The human digestive tract is home to thousands of different strains of bacteria. Many of these are beneficial, while others contribute to health problems such as inflammatory bowel disease. Researchers from MIT and the Broad Institute have now isolated and preserved samples of nearly 8,000 of these strains, while also clarifying their genetic and metabolic context.
This data set (BIO-ML), which is available to other researchers who want to use it, should help to shed light on the dynamics of microbial populations in the human gut and may help scientists develop new treatments for a variety of diseases, says Eric Alm, director of MIT’s Center for Microbiome Informatics and Therapeutics and a professor of biological engineering and of civil and environmental engineering at MIT.
“There’s a lot of excitement in the microbiome field because there are associations between these bacteria and health and disease. But we’re lacking in being able to understand why that is, what’s the mechanism, and what are the functions of those bacteria that are causing them to associate with disease,” says Alm, who is the senior author of the study.
The researchers collected stool samples from about 90 people, for up to two years, allowing them to gain insight into how microbial populations change over time within individuals. This study focused on people living in the Boston area, but the research team is now gathering a larger diversity of samples from around the globe, in hopes of preserving microbial strains not found in people living in industrialized societies.
“More than ever before, modern techniques allow us to isolate previously uncultured human gut bacteria. Exploring this genetic and functional diversity is fascinating—everywhere we look, we discover new things. I’m convinced that enriching biobanks with a large diversity of strains from individuals living diverse lifestyles is essential for future advancements in human microbiome research,” says Mathilde Poyet, a senior postdoc at MIT and one of the lead authors of the study.
MIT research associate Mathieu Groussin and former postdoc Sean Gibbons are also lead authors of the study, which appears in the Sept. 2 issue of Nature Medicine. Ramnik Xavier, a professor of medicine at Harvard Medical School and member of the Broad Institute, is a senior author of the study along with Alm.
Humans have trillions of bacterial cells in their digestive tracts, and while scientists believe that these populations change and evolve over time, there has been little opportunity to observe this.

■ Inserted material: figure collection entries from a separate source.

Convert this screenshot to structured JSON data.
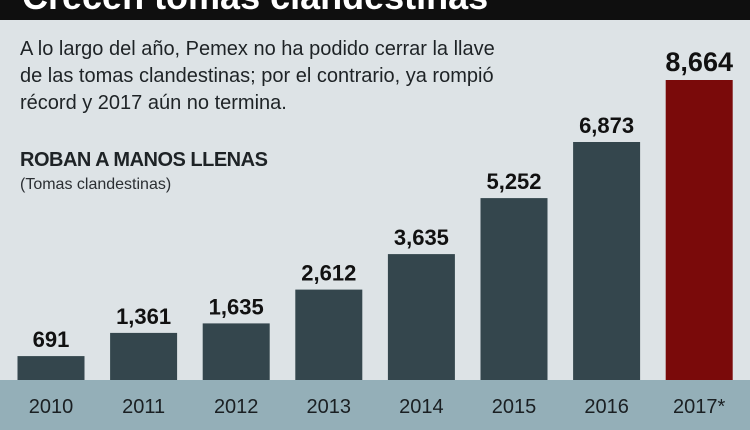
{
  "header": {
    "title": "Crecen tomas clandestinas",
    "intro": "A lo largo del año, Pemex no ha podido cerrar la llave de las tomas clandestinas; por el contrario, ya rompió récord y 2017 aún no termina."
  },
  "colors": {
    "background": "#dde3e6",
    "bar": "#34464d",
    "highlight_bar": "#7a0a0a",
    "axis_band": "#94afb8",
    "title_band": "#0f0f0f",
    "text": "#1e2326"
  },
  "chart_data": {
    "type": "bar",
    "title": "ROBAN A MANOS LLENAS",
    "subtitle": "(Tomas clandestinas)",
    "categories": [
      "2010",
      "2011",
      "2012",
      "2013",
      "2014",
      "2015",
      "2016",
      "2017*"
    ],
    "values": [
      691,
      1361,
      1635,
      2612,
      3635,
      5252,
      6873,
      8664
    ],
    "value_labels": [
      "691",
      "1,361",
      "1,635",
      "2,612",
      "3,635",
      "5,252",
      "6,873",
      "8,664"
    ],
    "highlight_category": "2017*",
    "xlabel": "",
    "ylabel": "",
    "ylim": [
      0,
      9000
    ],
    "grid": false,
    "legend": "none"
  }
}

Through the OpenBiome organization, which collects stool samples for research and therapeutic purposes, Alm and his colleagues at MIT and the Broad Institute had access to fecal samples from about 90 people.
For most of their analysis, the researchers focused on microbes found in about a dozen individuals who had provided samples over an extended period, up to two years.
“That was a unique opportunity, and we thought that would be a great set of individuals to really try to dig down and characterize the microbial populations more thoroughly,” Alm says. “To date there hadn’t been a ton of longitudinal studies, and we wanted to make that a key focus of our study, so we could understand what the variation is day-to-day.”
The researchers were able to isolate a total of 7,758 strains from the six major phyla of bacteria that dominate the human GI tract. For 3,632 of these strains, the researchers sequenced their full genomes, and they also sequenced partial genomes of the remaining strains.
Analyzing how microbial populations changed over time within single hosts allowed the researchers to discover some novel interactions between strains. In one case, the researchers found three related strains of Bacteroides vulgatus coexisting within a host, all of which appeared to have diverged from one ancestor strain within the host. In another case, one strain of Turicibacter sanguinis completely replaced a related strain of the same species nearly overnight.
“This is the first time we’re getting a glimpse of these really different dynamics,” Alm says.
The researchers also measured the quantities of many metabolites found in the stool samples. This analysis revealed that variations in amino acid levels were closely linked with changes in microbial populations over time within a single person. However, differences between the composition of microbial populations in different people were more closely associated with varying levels of bile acids, which help with digestion.
The researchers don’t know exactly what produces these differences in amino acid and bile acid levels, but say they could be influenced by diet—a connection that they hope to investigate in future studies. They have also made all of their data available online and are offering samples of the strains of bacteria they isolated, allowing other scientists to study the functions of these strains and their potential roles in human health.
“Comprehensive and high-resolution collections of bacterial isolates open the possibility to mechanistically investigate how our lifestyle shapes our gut microbiome, metabolism, and inflammation. We aim to provide such a resource to the research community worldwide, including to lower-income research institutions,” Groussin says.
The researchers have also begun a larger-scale project to collect microbiome samples from a greater diversity of populations around the world. They are especially focusing on underrepresented populations who live in nonindustrialized societies, as their diet and microbiomes are expected to be very different from those of people living in industrialized societies.